I don't know about High Road members, per se. (I mean, after all we do have almost 160,000 members, and less than 1/10th of those are active participants who you might consider "in good standing.")
But that is the idea behind the members-only club, of course. Everyone is known, everyone is accountable. Everyone wants to do more than the next guy to make and keep the place nice.
But, as a current or former member of several clubs, it doesn't usually work perfectly. Probably because of some social-sciencey group dynamic phenomenon anthropologists can explain -- after the group reaches a certain size the character of the whole starts to change. When there's 10 or even 20 of you, you get a very good idea of who's not keeping up their end of the deal, and you feel personally accountable to (and agreeable about) picking up whatever slack you see.

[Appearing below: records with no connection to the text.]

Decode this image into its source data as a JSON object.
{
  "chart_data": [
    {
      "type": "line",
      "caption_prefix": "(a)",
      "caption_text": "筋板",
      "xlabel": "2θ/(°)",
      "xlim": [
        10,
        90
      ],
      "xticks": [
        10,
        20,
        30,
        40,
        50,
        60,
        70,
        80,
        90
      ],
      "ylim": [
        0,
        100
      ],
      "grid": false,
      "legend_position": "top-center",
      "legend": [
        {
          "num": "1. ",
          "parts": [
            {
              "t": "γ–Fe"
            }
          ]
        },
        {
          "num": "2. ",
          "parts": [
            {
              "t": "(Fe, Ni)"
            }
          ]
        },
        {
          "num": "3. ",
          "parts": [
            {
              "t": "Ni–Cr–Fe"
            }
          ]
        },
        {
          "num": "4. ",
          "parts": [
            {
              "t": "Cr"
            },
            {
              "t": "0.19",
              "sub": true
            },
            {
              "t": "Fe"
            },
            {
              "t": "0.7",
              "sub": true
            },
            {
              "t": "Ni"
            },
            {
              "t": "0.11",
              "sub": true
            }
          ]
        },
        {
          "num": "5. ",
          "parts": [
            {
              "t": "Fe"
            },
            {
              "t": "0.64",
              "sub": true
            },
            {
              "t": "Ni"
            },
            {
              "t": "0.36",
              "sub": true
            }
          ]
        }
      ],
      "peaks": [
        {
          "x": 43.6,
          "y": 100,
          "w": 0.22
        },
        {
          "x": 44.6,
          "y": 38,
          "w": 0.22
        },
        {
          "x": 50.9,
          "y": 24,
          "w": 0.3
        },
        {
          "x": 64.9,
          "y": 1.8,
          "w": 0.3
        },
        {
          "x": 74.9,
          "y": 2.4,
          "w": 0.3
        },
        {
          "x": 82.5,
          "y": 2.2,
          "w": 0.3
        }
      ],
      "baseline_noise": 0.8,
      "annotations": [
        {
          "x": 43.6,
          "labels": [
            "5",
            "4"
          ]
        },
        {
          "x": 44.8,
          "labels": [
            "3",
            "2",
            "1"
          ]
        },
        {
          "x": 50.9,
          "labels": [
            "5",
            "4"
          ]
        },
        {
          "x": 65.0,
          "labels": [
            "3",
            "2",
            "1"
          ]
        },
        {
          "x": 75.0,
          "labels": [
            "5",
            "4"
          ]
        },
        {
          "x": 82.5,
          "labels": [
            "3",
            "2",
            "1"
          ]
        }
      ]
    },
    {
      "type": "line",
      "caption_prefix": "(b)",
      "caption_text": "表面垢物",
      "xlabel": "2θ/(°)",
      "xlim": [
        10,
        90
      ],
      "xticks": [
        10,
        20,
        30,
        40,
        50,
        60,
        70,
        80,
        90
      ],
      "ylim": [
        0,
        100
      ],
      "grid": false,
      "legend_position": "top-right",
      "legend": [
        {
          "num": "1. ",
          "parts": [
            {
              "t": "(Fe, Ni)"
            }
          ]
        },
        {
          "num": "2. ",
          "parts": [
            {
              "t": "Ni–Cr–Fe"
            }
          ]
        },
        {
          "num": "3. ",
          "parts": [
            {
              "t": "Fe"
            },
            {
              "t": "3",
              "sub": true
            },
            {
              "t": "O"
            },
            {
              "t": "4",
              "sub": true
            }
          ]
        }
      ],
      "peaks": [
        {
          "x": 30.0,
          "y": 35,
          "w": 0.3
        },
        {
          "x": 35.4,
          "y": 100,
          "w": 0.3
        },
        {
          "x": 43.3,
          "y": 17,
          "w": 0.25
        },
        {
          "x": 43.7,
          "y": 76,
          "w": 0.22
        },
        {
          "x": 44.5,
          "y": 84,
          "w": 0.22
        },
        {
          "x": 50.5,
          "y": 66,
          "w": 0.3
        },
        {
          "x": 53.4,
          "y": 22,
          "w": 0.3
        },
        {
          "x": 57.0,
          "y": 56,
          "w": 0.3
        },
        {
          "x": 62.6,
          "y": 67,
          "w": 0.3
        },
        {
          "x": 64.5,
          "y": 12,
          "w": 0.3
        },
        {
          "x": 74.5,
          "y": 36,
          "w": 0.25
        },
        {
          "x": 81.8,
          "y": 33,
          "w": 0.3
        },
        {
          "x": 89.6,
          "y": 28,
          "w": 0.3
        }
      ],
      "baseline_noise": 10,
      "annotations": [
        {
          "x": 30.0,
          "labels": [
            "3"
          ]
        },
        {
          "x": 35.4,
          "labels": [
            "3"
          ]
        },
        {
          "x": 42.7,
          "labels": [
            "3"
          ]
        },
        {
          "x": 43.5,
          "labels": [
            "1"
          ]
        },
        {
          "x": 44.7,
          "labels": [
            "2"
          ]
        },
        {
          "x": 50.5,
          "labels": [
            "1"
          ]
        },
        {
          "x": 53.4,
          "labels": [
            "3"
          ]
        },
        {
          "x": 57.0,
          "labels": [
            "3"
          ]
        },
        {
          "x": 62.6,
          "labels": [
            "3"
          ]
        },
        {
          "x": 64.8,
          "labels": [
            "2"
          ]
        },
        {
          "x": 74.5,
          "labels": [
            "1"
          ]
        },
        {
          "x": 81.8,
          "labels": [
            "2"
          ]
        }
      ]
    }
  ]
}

The private, members-only club I'm very active in has something like 1,000 families as members, for a membership of over 1,500 (BullfrogKen might be able to check my numbers there). I know most of what I consider the "core" membership, and that's under 50 people. We see range property shot to pieces. New signs get holes shot through them. "Long time" members show up who have no idea what the rules for a specific range are (even though they're posted on a sign next to the firing line). Trash barrels don't get emptied, unless we do it. And on and on.
The only way to change that is to figure out how to make individual shooters DIRECTLY accountable for their actions, and for putting in the work you want to see members volunteer to do. And, so far, the only thing anyone's come up with to try and do that is "big brother" stuff like cameras, key cards, and "report damage/abuses/violations" systems of tattling on each other.
I know lots of really awesome people here at THR, but I don't think using THR membership as a benchmark is going to ensure the kind of behavior any of us want to see at a range.